On Sat, 28 Mar 2015 19:05:32 +0100, Sönke Ludwig wrote:
Am 28.03.2015 um 16:59 schrieb RASOLOFONIAINA Menjanahary Razafindranto:
Are the Client requests components of the framework fitted to write a web crawler/scraper?
You could certainly do that.
vibe.http.client.requestHTTP
uses a
connection pool internally, so that existing server (keep-alive)
connections will be reused, so this kind of access pattern should be
efficient. Running multiple parallel requests usingrunTask
is also
not a problem. The only thing you'd potentially have to write on your
own is a throttling logic to avoid using up too many server resources.
i did this a few weeks ago to an extend where i brought down the api server, so its quite fast :)

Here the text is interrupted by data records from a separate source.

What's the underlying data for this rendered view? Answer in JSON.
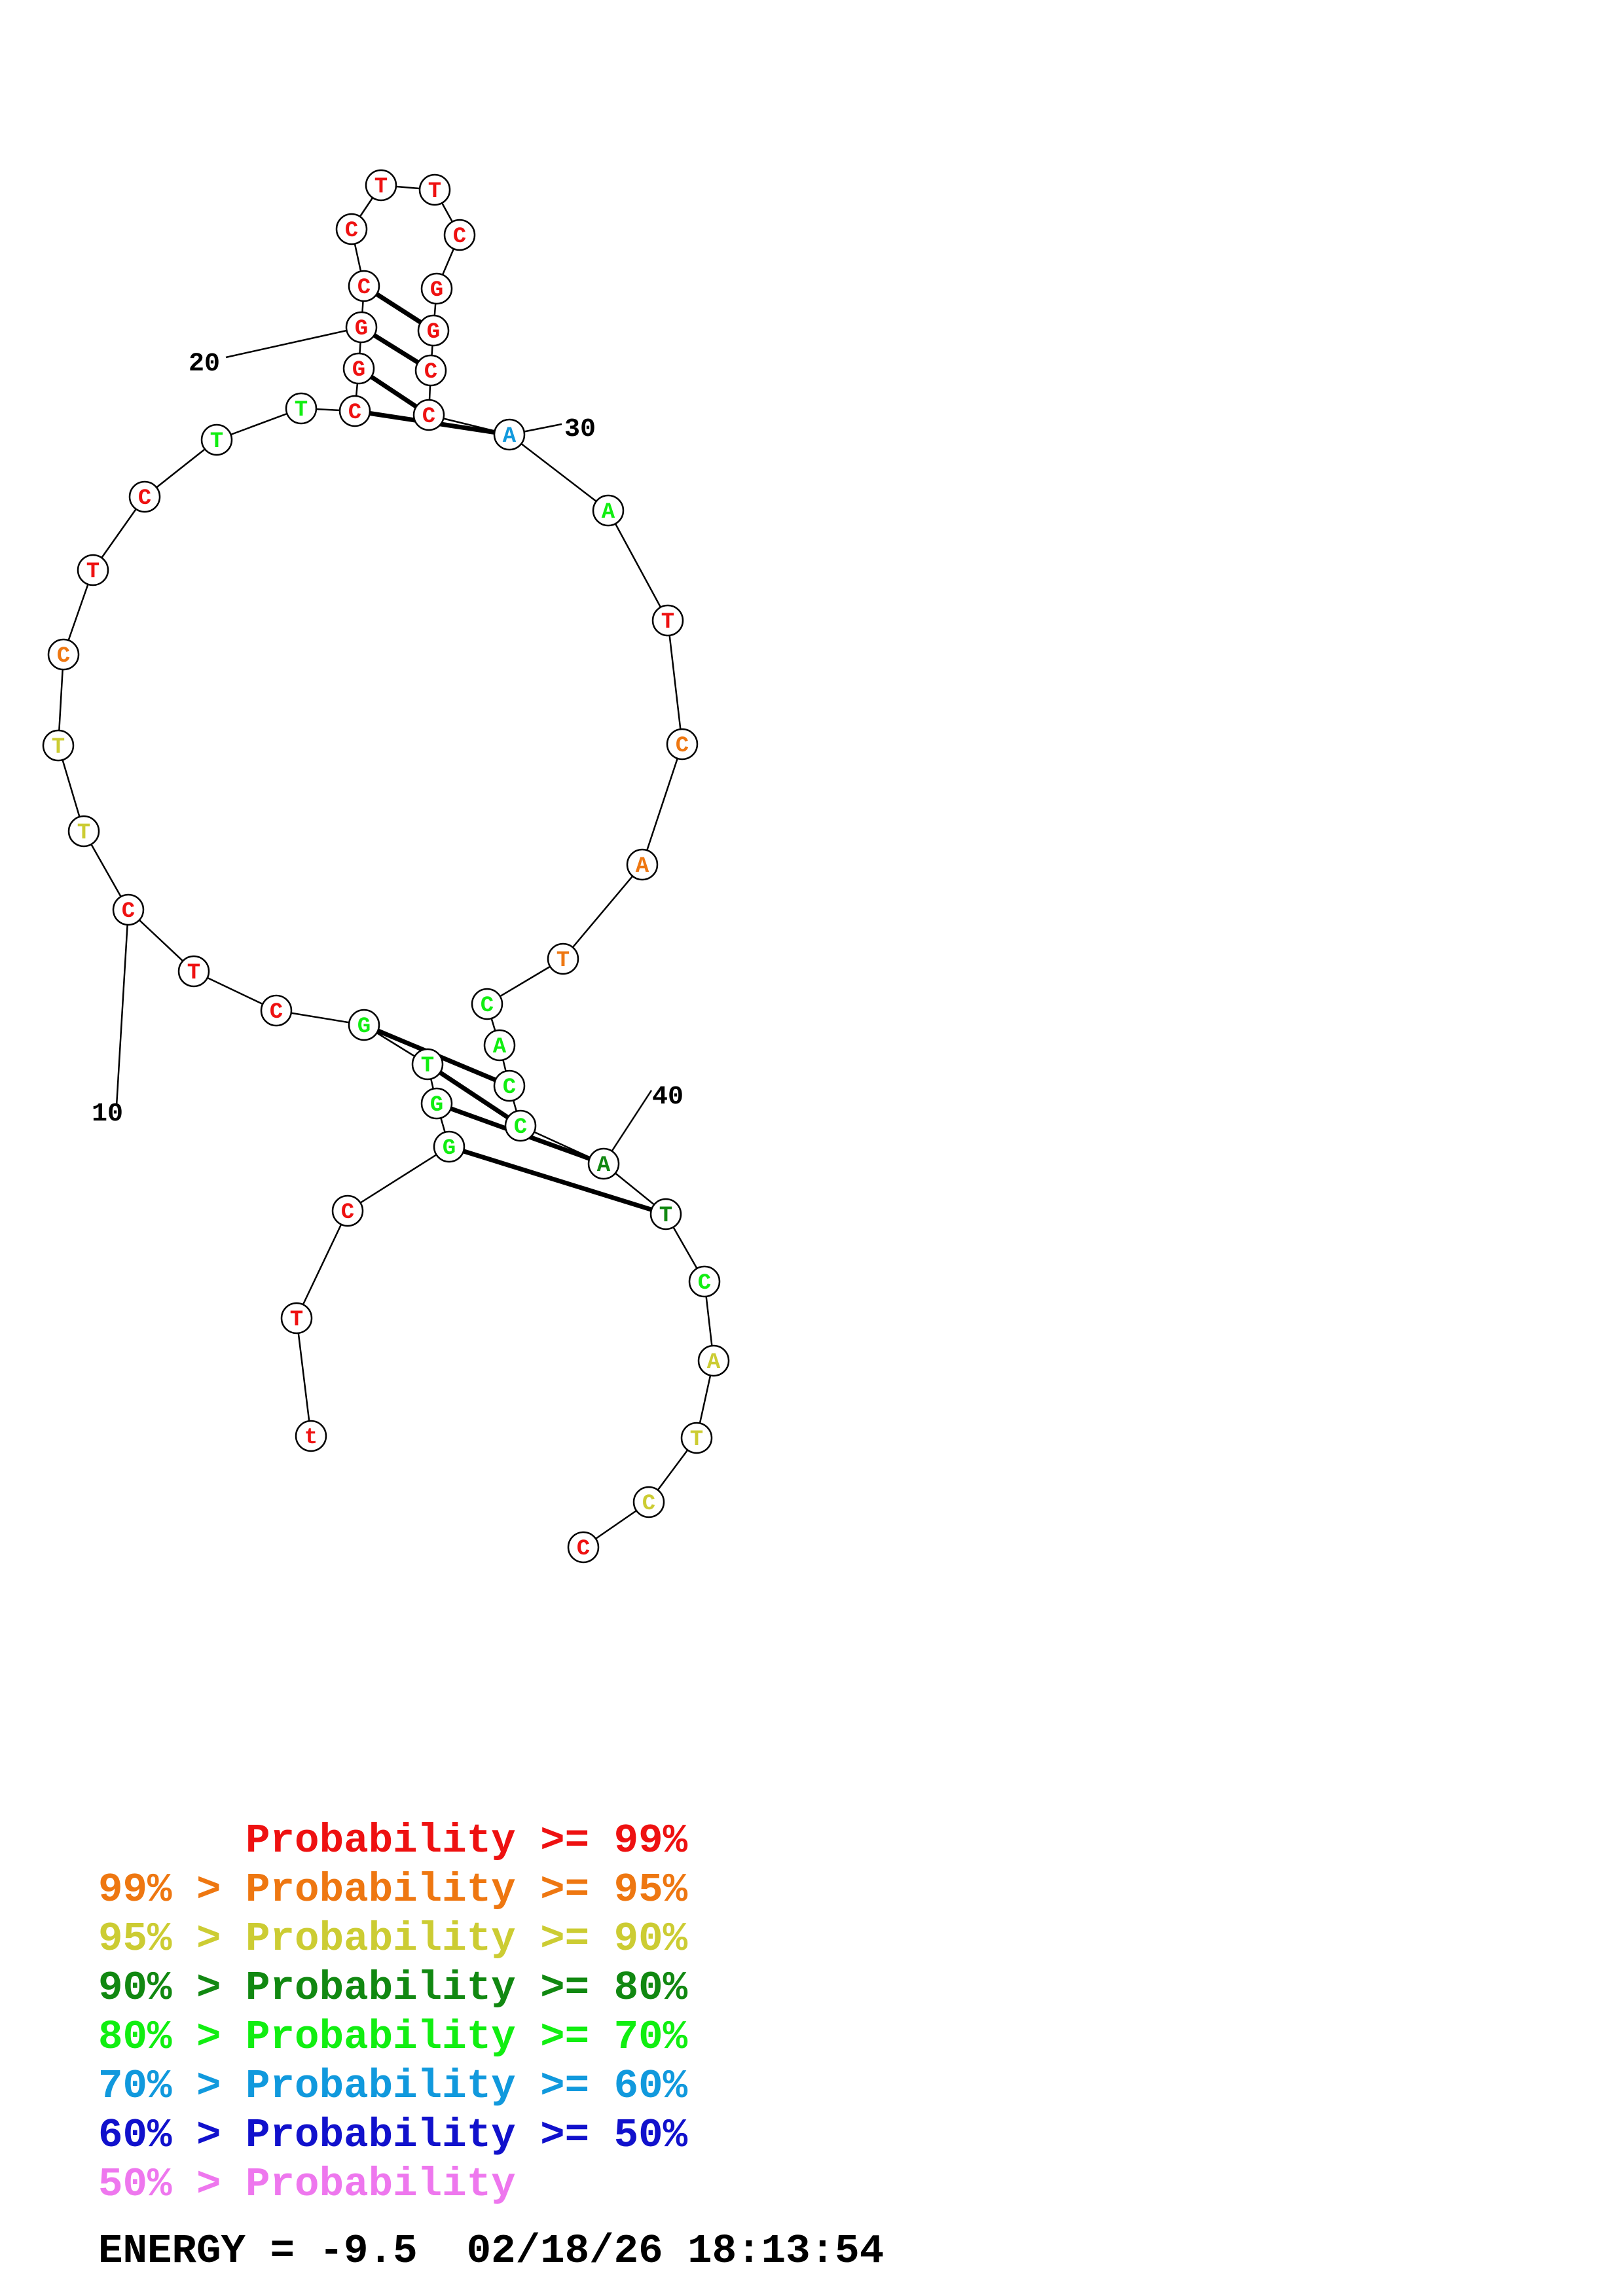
{
  "colors": {
    "p99": "#ee1111",
    "p95": "#ee7711",
    "p90": "#cccc33",
    "p80": "#118811",
    "p70": "#11ee11",
    "p60": "#1199dd",
    "p50": "#1111cc",
    "plow": "#ee77ee"
  },
  "structure": {
    "sequence": [
      "t",
      "T",
      "C",
      "G",
      "G",
      "T",
      "G",
      "C",
      "T",
      "C",
      "T",
      "T",
      "C",
      "T",
      "C",
      "T",
      "T",
      "C",
      "G",
      "G",
      "C",
      "C",
      "T",
      "T",
      "C",
      "G",
      "G",
      "C",
      "C",
      "A",
      "A",
      "T",
      "C",
      "A",
      "T",
      "C",
      "A",
      "C",
      "C",
      "A",
      "T",
      "C",
      "A",
      "T",
      "C",
      "C"
    ],
    "probability_class": [
      "p99",
      "p99",
      "p99",
      "p70",
      "p70",
      "p70",
      "p70",
      "p99",
      "p99",
      "p99",
      "p90",
      "p90",
      "p95",
      "p99",
      "p99",
      "p70",
      "p70",
      "p99",
      "p99",
      "p99",
      "p99",
      "p99",
      "p99",
      "p99",
      "p99",
      "p99",
      "p99",
      "p99",
      "p99",
      "p60",
      "p70",
      "p99",
      "p95",
      "p95",
      "p95",
      "p70",
      "p70",
      "p70",
      "p70",
      "p80",
      "p80",
      "p70",
      "p90",
      "p90",
      "p90",
      "p99"
    ],
    "pairs": [
      [
        4,
        41
      ],
      [
        5,
        40
      ],
      [
        6,
        39
      ],
      [
        7,
        38
      ],
      [
        18,
        30
      ],
      [
        19,
        29
      ],
      [
        20,
        28
      ],
      [
        21,
        27
      ]
    ],
    "position_labels": [
      "10",
      "20",
      "30",
      "40"
    ]
  },
  "legend": {
    "lines": [
      {
        "prefix": "",
        "text": "Probability >= 99%",
        "color": "p99"
      },
      {
        "prefix": "99% > ",
        "text": "Probability >= 95%",
        "color": "p95"
      },
      {
        "prefix": "95% > ",
        "text": "Probability >= 90%",
        "color": "p90"
      },
      {
        "prefix": "90% > ",
        "text": "Probability >= 80%",
        "color": "p80"
      },
      {
        "prefix": "80% > ",
        "text": "Probability >= 70%",
        "color": "p70"
      },
      {
        "prefix": "70% > ",
        "text": "Probability >= 60%",
        "color": "p60"
      },
      {
        "prefix": "60% > ",
        "text": "Probability >= 50%",
        "color": "p50"
      },
      {
        "prefix": "50% > ",
        "text": "Probability",
        "color": "plow"
      }
    ]
  },
  "energy_line": "ENERGY = -9.5  02/18/26 18:13:54"
}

roughly i used this pattern: https://gist.github.com/yannick/98c94cb6530d8aabd420
there might be a better approach though.
all in all a smooth ride with two main problems as i remember:
i had to use requestHTTP with delegates as under high concurrency i got weird errors
from bodyReader when using the HTTPClientResponse (probably too late ).
a memory leak (which in the end i did not fix) .

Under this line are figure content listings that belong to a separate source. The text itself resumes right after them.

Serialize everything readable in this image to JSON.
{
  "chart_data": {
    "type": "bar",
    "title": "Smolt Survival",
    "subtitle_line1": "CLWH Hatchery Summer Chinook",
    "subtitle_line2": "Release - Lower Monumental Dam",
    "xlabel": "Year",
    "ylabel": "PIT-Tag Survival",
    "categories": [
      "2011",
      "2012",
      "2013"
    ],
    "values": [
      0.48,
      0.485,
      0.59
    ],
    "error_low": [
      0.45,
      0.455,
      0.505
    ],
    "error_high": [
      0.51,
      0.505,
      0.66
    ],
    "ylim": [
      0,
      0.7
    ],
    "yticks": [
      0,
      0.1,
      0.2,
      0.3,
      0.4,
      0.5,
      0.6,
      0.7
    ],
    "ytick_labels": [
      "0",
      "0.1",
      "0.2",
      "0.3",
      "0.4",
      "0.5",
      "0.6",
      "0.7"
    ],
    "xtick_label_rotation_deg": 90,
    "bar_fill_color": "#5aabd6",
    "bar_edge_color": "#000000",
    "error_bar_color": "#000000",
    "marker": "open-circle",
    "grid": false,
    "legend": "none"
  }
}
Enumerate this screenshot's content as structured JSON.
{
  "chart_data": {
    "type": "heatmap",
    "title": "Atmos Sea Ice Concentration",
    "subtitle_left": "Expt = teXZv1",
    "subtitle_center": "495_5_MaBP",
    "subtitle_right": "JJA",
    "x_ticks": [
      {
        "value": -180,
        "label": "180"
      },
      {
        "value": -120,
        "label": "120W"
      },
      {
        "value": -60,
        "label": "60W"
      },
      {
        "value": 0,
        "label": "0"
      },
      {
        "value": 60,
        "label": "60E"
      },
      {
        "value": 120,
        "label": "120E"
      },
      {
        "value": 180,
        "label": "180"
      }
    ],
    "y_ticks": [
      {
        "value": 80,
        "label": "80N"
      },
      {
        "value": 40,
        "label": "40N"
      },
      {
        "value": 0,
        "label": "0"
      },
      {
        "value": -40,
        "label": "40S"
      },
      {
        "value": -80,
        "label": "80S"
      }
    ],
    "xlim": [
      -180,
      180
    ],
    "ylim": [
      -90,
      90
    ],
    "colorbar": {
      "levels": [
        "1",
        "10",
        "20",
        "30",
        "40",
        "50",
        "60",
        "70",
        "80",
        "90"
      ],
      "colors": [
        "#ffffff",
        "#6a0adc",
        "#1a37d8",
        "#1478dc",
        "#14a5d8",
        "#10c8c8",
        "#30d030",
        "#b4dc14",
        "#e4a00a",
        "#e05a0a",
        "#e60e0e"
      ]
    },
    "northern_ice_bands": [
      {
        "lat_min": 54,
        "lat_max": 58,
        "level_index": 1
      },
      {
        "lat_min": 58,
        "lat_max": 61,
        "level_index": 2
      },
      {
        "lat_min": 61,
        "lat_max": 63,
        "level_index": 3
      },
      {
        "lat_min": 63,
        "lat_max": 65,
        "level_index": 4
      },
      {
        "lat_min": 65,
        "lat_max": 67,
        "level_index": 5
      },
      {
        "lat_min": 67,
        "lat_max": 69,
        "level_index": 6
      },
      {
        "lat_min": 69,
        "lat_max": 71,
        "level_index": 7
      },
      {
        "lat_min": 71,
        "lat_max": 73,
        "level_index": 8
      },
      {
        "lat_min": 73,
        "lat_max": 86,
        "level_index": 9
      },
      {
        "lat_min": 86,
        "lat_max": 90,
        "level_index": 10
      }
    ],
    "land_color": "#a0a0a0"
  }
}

On Mon, 13 Apr 2015 20:35:17 GMT, yawniek wrote:
On Sat, 28 Mar 2015 19:05:32 +0100, Sönke Ludwig wrote:
Am 28.03.2015 um 16:59 schrieb RASOLOFONIAINA Menjanahary Razafindranto:
Are the Client requests components of the framework fitted to write a web crawler/scraper?
You could certainly do that.
vibe.http.client.requestHTTP
uses a
connection pool internally, so that existing server (keep-alive)
connections will be reused, so this kind of access pattern should be
efficient. Running multiple parallel requests usingrunTask
is also
not a problem. The only thing you'd potentially have to write on your
own is a throttling logic to avoid using up too many server resources.i did this a few weeks ago to an extend where i brought down the api server, so its quite fast :)
roughly i used this pattern: https://gist.github.com/yannick/98c94cb6530d8aabd420
there might be a better approach though.all in all a smooth ride with two main problems as i remember:
i had to use requestHTTP with delegates as under high concurrency i got weird errors
from bodyReader when using the HTTPClientResponse (probably too late ).a memory leak (which in the end i did not fix) .
I appreciate your GIST. Thanks for the input.